How long does it take for a student to become proficient at the piano?

First off, in order to answer this question, one first needs to decide what it MEANS to be moderately proficient on the piano, and then someone could determine a time frame for this marker.

To be proficient at anything is largely subjective depending on the activity.  If I am proficient at reading, I can read at a particular skill level high enough to comprehend a variety of books and other writings.  If I am proficient at playing the piano, I may not be adept yet at playing all types of music at varying levels, because playing an instrument is dependent on a certain mastery of physical and technical abilities.  These physical and technical abilities just aren’t really needed when it comes to reading, so again, this is a subjective question.

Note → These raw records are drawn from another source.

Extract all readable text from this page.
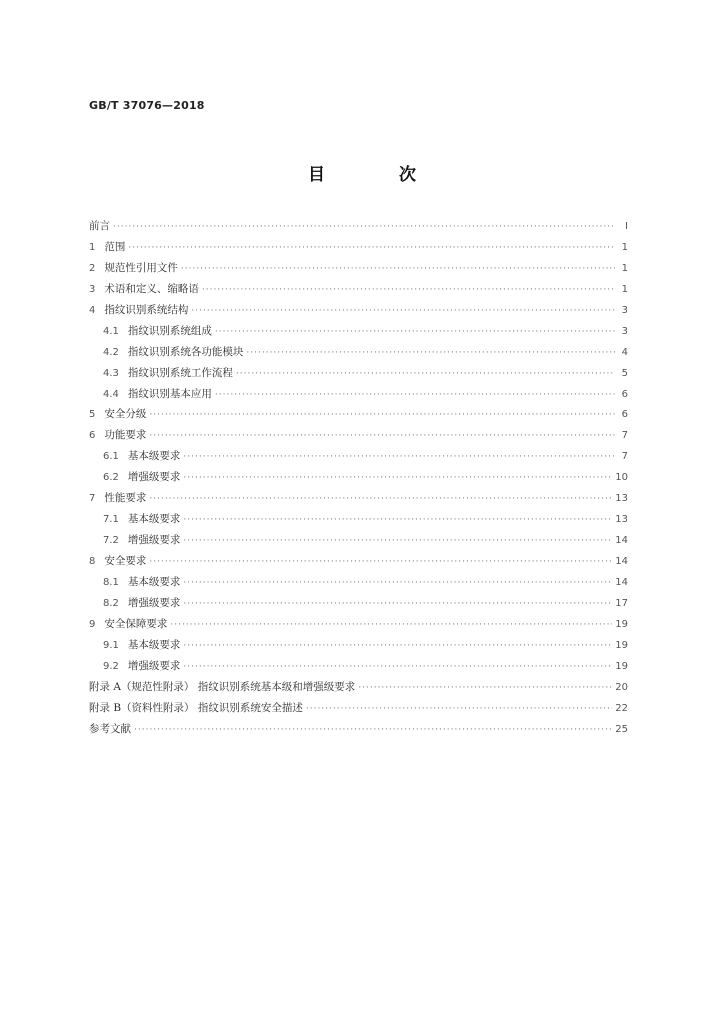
GB/T 37076—2018
目 次
前言 ·····	Ⅰ
1 范围 ·····	1
2 规范性引用文件 ·····	1
3 术语和定义、缩略语 ·····	1
4 指纹识别系统结构 ·····	3
4.1 指纹识别系统组成 ·····	3
4.2 指纹识别系统各功能模块 ·····	4
4.3 指纹识别系统工作流程 ·····	5
4.4 指纹识别基本应用 ·····	6
5 安全分级 ·····	6
6 功能要求 ·····	7
6.1 基本级要求 ·····	7
6.2 增强级要求 ·····	10
7 性能要求 ·····	13
7.1 基本级要求 ·····	13
7.2 增强级要求 ·····	14
8 安全要求 ·····	14
8.1 基本级要求 ·····	14
8.2 增强级要求 ·····	17
9 安全保障要求 ·····	19
9.1 基本级要求 ·····	19
9.2 增强级要求 ·····	19
附录 A（规范性附录） 指纹识别系统基本级和增强级要求 ·····	20
附录 B（资料性附录） 指纹识别系统安全描述 ·····	22
参考文献 ·····	25
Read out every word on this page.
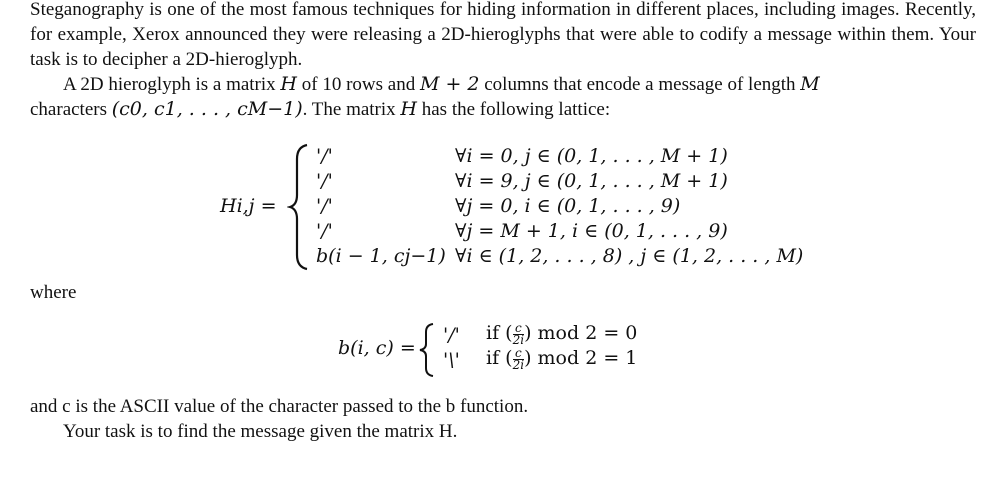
Steganography is one of the most famous techniques for hiding information in different places, including images. Recently, for example, Xerox announced they were releasing a 2D-hieroglyphs that were able to codify a message within them. Your task is to decipher a 2D-hieroglyph.

A 2D hieroglyph is a matrix H of 10 rows and M + 2 columns that encode a message of length M
characters (c0, c1, . . . , cM−1). The matrix H has the following lattice:

Hi,j =
'/'
'/'
'/'
'/'
b(i − 1, cj−1)
∀i = 0, j ∈ (0, 1, . . . , M + 1)
∀i = 9, j ∈ (0, 1, . . . , M + 1)
∀j = 0, i ∈ (0, 1, . . . , 9)
∀j = M + 1, i ∈ (0, 1, . . . , 9)
∀i ∈ (1, 2, . . . , 8) , j ∈ (1, 2, . . . , M)
where
b(i, c) =
'/'
'\'
if ( $\frac{c}{2i}$ ) mod 2 = 0
if ( $\frac{c}{2i}$ ) mod 2 = 1

and c is the ASCII value of the character passed to the b function.

Your task is to find the message given the matrix H.
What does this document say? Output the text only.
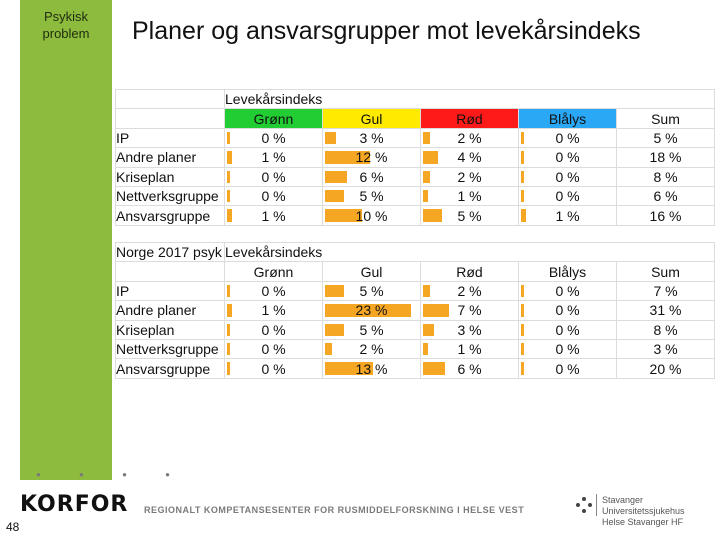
Psykisk problem	Planer og ansvarsgrupper mot levekårsindeks
	Levekårsindeks				
	Grønn	Gul	Rød	Blålys	Sum
IP	0 %	3 %	2 %	0 %	5 %
Andre planer	1 %	12 %	4 %	0 %	18 %
Kriseplan	0 %	6 %	2 %	0 %	8 %
Nettverksgruppe	0 %	5 %	1 %	0 %	6 %
Ansvarsgruppe	1 %	10 %	5 %	1 %	16 %
Norge 2017 psyk	Levekårsindeks				
	Grønn	Gul	Rød	Blålys	Sum
IP	0 %	5 %	2 %	0 %	7 %
Andre planer	1 %	23 %	7 %	0 %	31 %
Kriseplan	0 %	5 %	3 %	0 %	8 %
Nettverksgruppe	0 %	2 %	1 %	0 %	3 %
Ansvarsgruppe	0 %	13 %	6 %	0 %	20 %
● ● ● ●
KORFOR REGIONALT KOMPETANSESENTER FOR RUSMIDDELFORSKNING I HELSE VEST
Stavanger Universitetssjukehus
Helse Stavanger HF
48
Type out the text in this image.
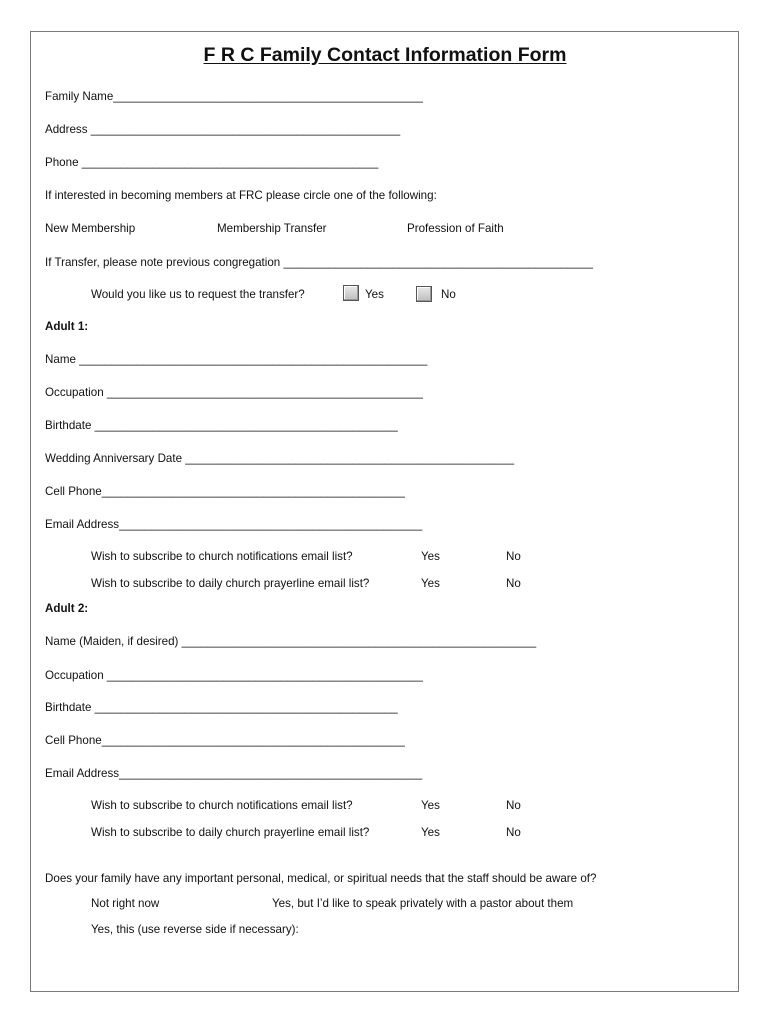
F R C Family Contact Information Form
Family Name________________________________________________
Address ________________________________________________
Phone ______________________________________________
If interested in becoming members at FRC please circle one of the following:
New Membership	Membership Transfer	Profession of Faith
If Transfer, please note previous congregation ________________________________________________
Would you like us to request the transfer?	Yes	No
Adult 1:
Name ______________________________________________________
Occupation _________________________________________________
Birthdate _______________________________________________
Wedding Anniversary Date ___________________________________________________
Cell Phone_______________________________________________
Email Address_______________________________________________
Wish to subscribe to church notifications email list?	Yes	No
Wish to subscribe to daily church prayerline email list?	Yes	No
Adult 2:
Name (Maiden, if desired) _______________________________________________________
Occupation _________________________________________________
Birthdate _______________________________________________
Cell Phone_______________________________________________
Email Address_______________________________________________
Wish to subscribe to church notifications email list?	Yes	No
Wish to subscribe to daily church prayerline email list?	Yes	No
Does your family have any important personal, medical, or spiritual needs that the staff should be aware of?
Not right now	Yes, but I’d like to speak privately with a pastor about them
Yes, this (use reverse side if necessary):
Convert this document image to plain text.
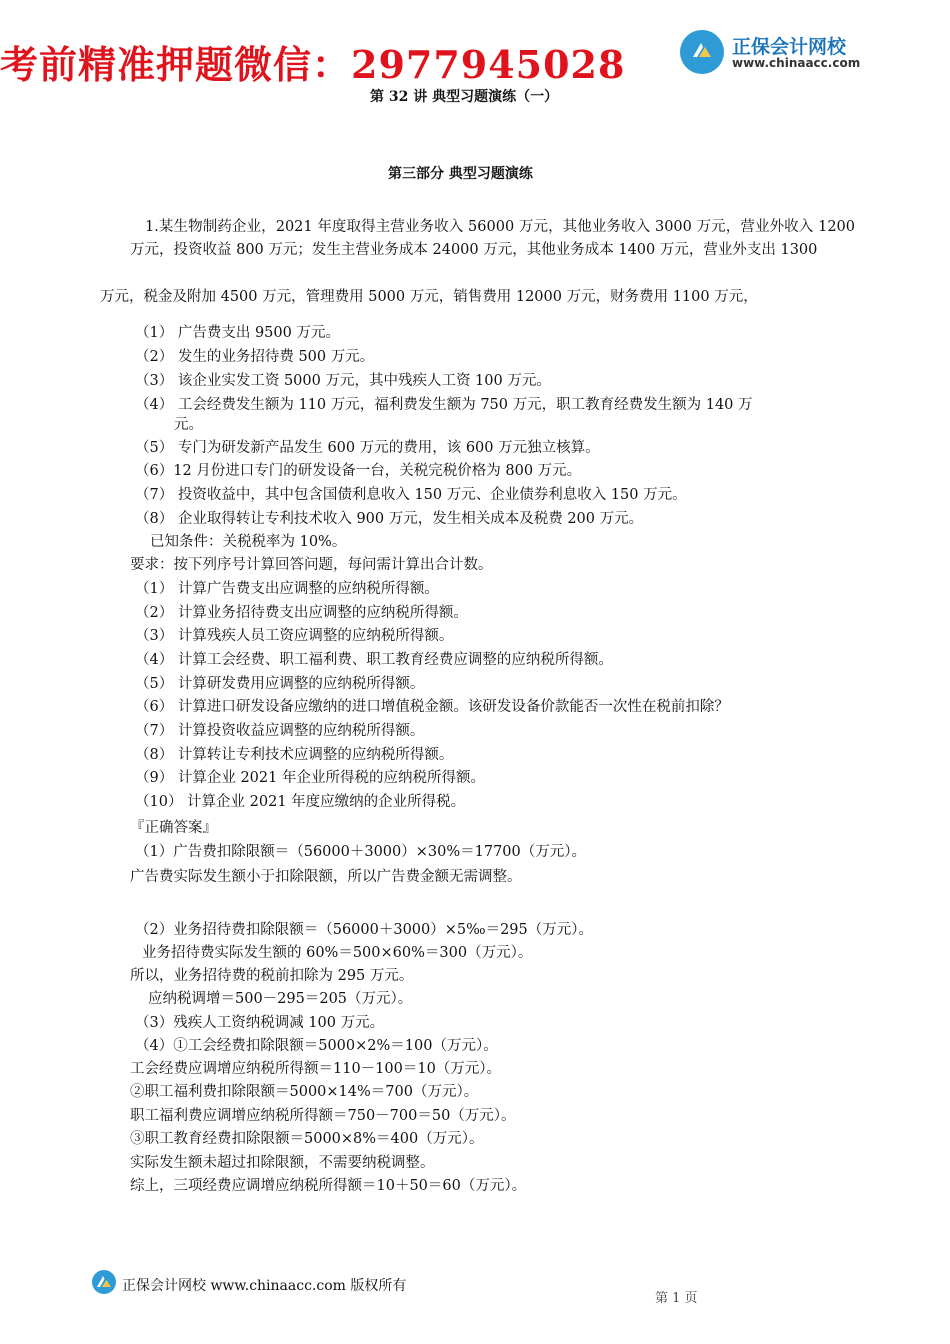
考前精准押题微信：2977945028	正保会计网校
www.chinaacc.com
第 32 讲 典型习题演练（一）
第三部分 典型习题演练
1.某生物制药企业，2021 年度取得主营业务收入 56000 万元，其他业务收入 3000 万元，营业外收入 1200 万元，投资收益 800 万元；发生主营业务成本 24000 万元，其他业务成本 1400 万元，营业外支出 1300
万元，税金及附加 4500 万元，管理费用 5000 万元，销售费用 12000 万元，财务费用 1100 万元，
（1） 广告费支出 9500 万元。
（2） 发生的业务招待费 500 万元。
（3） 该企业实发工资 5000 万元，其中残疾人工资 100 万元。
（4） 工会经费发生额为 110 万元，福利费发生额为 750 万元，职工教育经费发生额为 140 万
元。
（5） 专门为研发新产品发生 600 万元的费用，该 600 万元独立核算。
（6）12 月份进口专门的研发设备一台，关税完税价格为 800 万元。
（7） 投资收益中，其中包含国债利息收入 150 万元、企业债券利息收入 150 万元。
（8） 企业取得转让专利技术收入 900 万元，发生相关成本及税费 200 万元。
已知条件：关税税率为 10%。
要求：按下列序号计算回答问题，每问需计算出合计数。
（1） 计算广告费支出应调整的应纳税所得额。
（2） 计算业务招待费支出应调整的应纳税所得额。
（3） 计算残疾人员工资应调整的应纳税所得额。
（4） 计算工会经费、职工福利费、职工教育经费应调整的应纳税所得额。
（5） 计算研发费用应调整的应纳税所得额。
（6） 计算进口研发设备应缴纳的进口增值税金额。该研发设备价款能否一次性在税前扣除？
（7） 计算投资收益应调整的应纳税所得额。
（8） 计算转让专利技术应调整的应纳税所得额。
（9） 计算企业 2021 年企业所得税的应纳税所得额。
（10） 计算企业 2021 年度应缴纳的企业所得税。
『正确答案』
（1）广告费扣除限额＝（56000＋3000）×30%＝17700（万元）。
广告费实际发生额小于扣除限额，所以广告费金额无需调整。
（2）业务招待费扣除限额＝（56000＋3000）×5‰＝295（万元）。
业务招待费实际发生额的 60%＝500×60%＝300（万元）。
所以，业务招待费的税前扣除为 295 万元。
应纳税调增＝500－295＝205（万元）。
（3）残疾人工资纳税调减 100 万元。
（4）①工会经费扣除限额＝5000×2%＝100（万元）。
工会经费应调增应纳税所得额＝110－100＝10（万元）。
②职工福利费扣除限额＝5000×14%＝700（万元）。
职工福利费应调增应纳税所得额＝750－700＝50（万元）。
③职工教育经费扣除限额＝5000×8%＝400（万元）。
实际发生额未超过扣除限额，不需要纳税调整。
综上，三项经费应调增应纳税所得额＝10＋50＝60（万元）。
正保会计网校 www.chinaacc.com 版权所有
第 1 页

But let’s establish what it means to be moderately proficient at the piano, and then we can determine how long it will take.  To be moderately proficient at piano, a student will need to be able to master several things.  First off, they need to know many of the musical symbols used in standard notation such as the rhythmic durations (quarter, half, whole, dotted hald and even eighth notes), dynamic markings such as Piano and Forte which tell the player to play soft or loud. 

There are other basic aspects of notation that are important to learn, such as bar lines, the lines and spaces that make up the musical staff, treble and bass clef symbols (and how they translate to the range of the notes on the keyboard), the musical alphabet (A, B, C, D, E, F, G) and even getting into understanding how to name the black notes which are sharps and flats.  Finally a student would definitely need to understand the concepts of rhythm and tempo as well as be able to read music and play with both hands.  The level of complexity of the music is less important as is the ability to be able to start a piece from the beginning and be able to read through the music on one’s own, with limited aid from their teacher. 

With this level of knowledge, a student may be able to sightread some passages from different types of repertoire without the aid of their teacher, or without writing in any note names.  Once the student is playing at this level regularly without having to resort to writing in notes, then it’s possible to consider the student as being proficient.  This doesn’t mean that they can play any type of repertoire at any difficulty level yet, but it does mean that they have a solid foundation to continue their studies.  At this point, they will be about 8 months to a year into lessons.